Bitcoin was trading below $10,000 again Wednesday after a 23% plunge Tuesday that sent the price below the key psychological mark for the first time since December, as other cryptocurrencies like Ethereum, Ripple, Litecoin tumbled. XRP, the native cryptocurrency of start-up Ripple, had enjoyed a month-long string of share price gains until its value sustained a devastating loss of 50 percent on January 16.
Digital currency website Coinhills says South Korea is the third-biggest market for Bitcoin trades in the world, behind Japan and the United States, and with over a dozen cryptocurrency exchanges.
"This bout of selling appears to have been sparked by a tightening of the regulatory noose on the wider cryptocurrency market".
China is also one of the countries that are making strict regulations for the virtual currency trading. The total market capitalization of all cryptocurrencies is hovering around $450 billion, down ~30 percent from $650 billion just 48 hours ago.

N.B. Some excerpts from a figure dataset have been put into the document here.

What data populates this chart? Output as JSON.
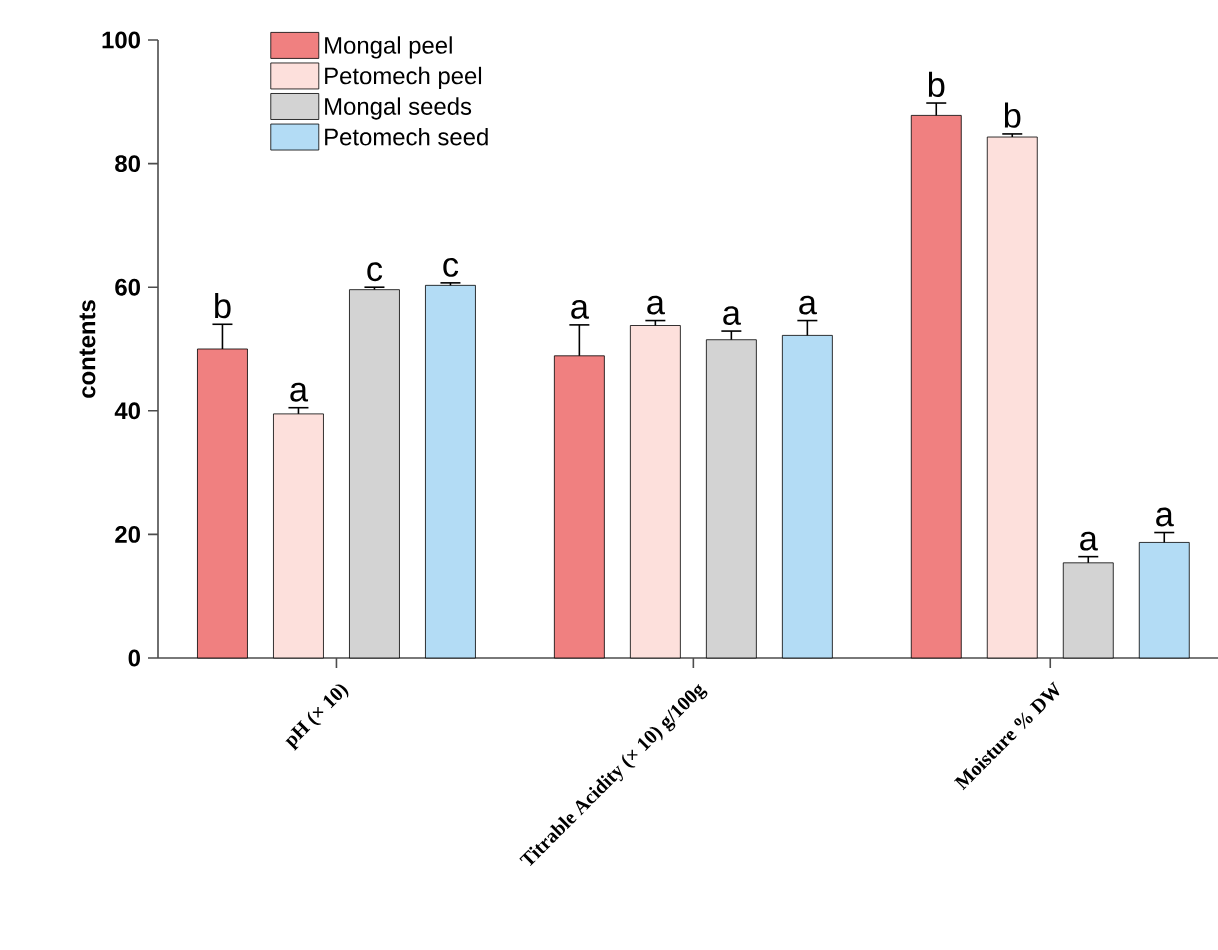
{
  "chart_data": {
    "type": "bar",
    "ylabel": "contents",
    "categories": [
      "pH (× 10)",
      "Titrable Acidity (× 10) g/100g",
      "Moisture % DW"
    ],
    "series": [
      {
        "name": "Mongal peel",
        "color": "#f08080",
        "values": [
          50,
          48.9,
          87.8
        ],
        "errors": [
          4,
          5,
          2
        ]
      },
      {
        "name": "Petomech peel",
        "color": "#fde0dc",
        "values": [
          39.5,
          53.8,
          84.3
        ],
        "errors": [
          1,
          0.8,
          0.5
        ]
      },
      {
        "name": "Mongal seeds",
        "color": "#d3d3d3",
        "values": [
          59.6,
          51.5,
          15.4
        ],
        "errors": [
          0.4,
          1.4,
          1
        ]
      },
      {
        "name": "Petomech seed",
        "color": "#b3dcf5",
        "values": [
          60.3,
          52.2,
          18.7
        ],
        "errors": [
          0.4,
          2.4,
          1.6
        ]
      }
    ],
    "ylim": [
      0,
      100
    ],
    "yticks": [
      0,
      20,
      40,
      60,
      80,
      100
    ],
    "grid": false,
    "legend": "top left",
    "annotations": [
      "b",
      "a",
      "c",
      "c",
      "a",
      "a",
      "a",
      "a",
      "b",
      "b",
      "a",
      "a"
    ]
  }
}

That's a remarkable mass adoption of a new and untested investment vehicle, especially since cryptocurrency costs about 30 percent more on South Korean exchanges than on those used in the West.
GETTYVery difficult for bitcoin holders to make their money real
Bitcoin and other digital currencies trade on private exchanges that have little regulation or protection for investors. The cryptocurrency market saw a significant dip heading into the final portion of the month, with even the biggest names like bitcoin having fallen by double-digit percentages.

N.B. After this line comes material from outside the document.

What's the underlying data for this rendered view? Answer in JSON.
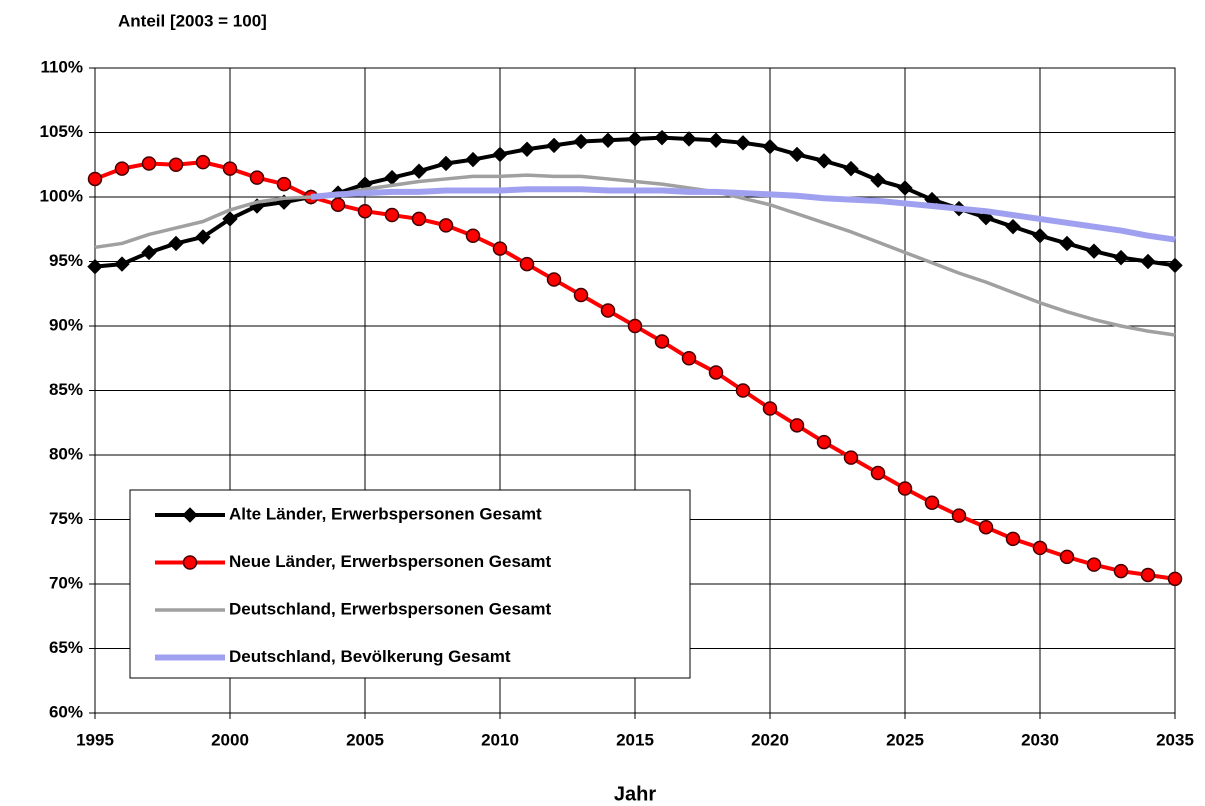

"The volatility of bitcoin - and other crypto currencies - is an expected, and important, part of the journey to becoming a mature asset class".
"The chief of South Korea's Financial Services Commission said: "(The government) is considering both shutting down all local virtual currency exchanges or just the ones who have been violating the law". According to Coinhills, South Korea is the third-biggest market in the world for Bitcoin trades after Japan and the US.
Bitcoin was fluctuating at around $10,200 on Bitstamp at time of publication on Wednesday.
Bitcoin hasn't caught on as a currency for buying things, as intended. "We do not think that the complete banning of cryptocurrencies is possible", he said.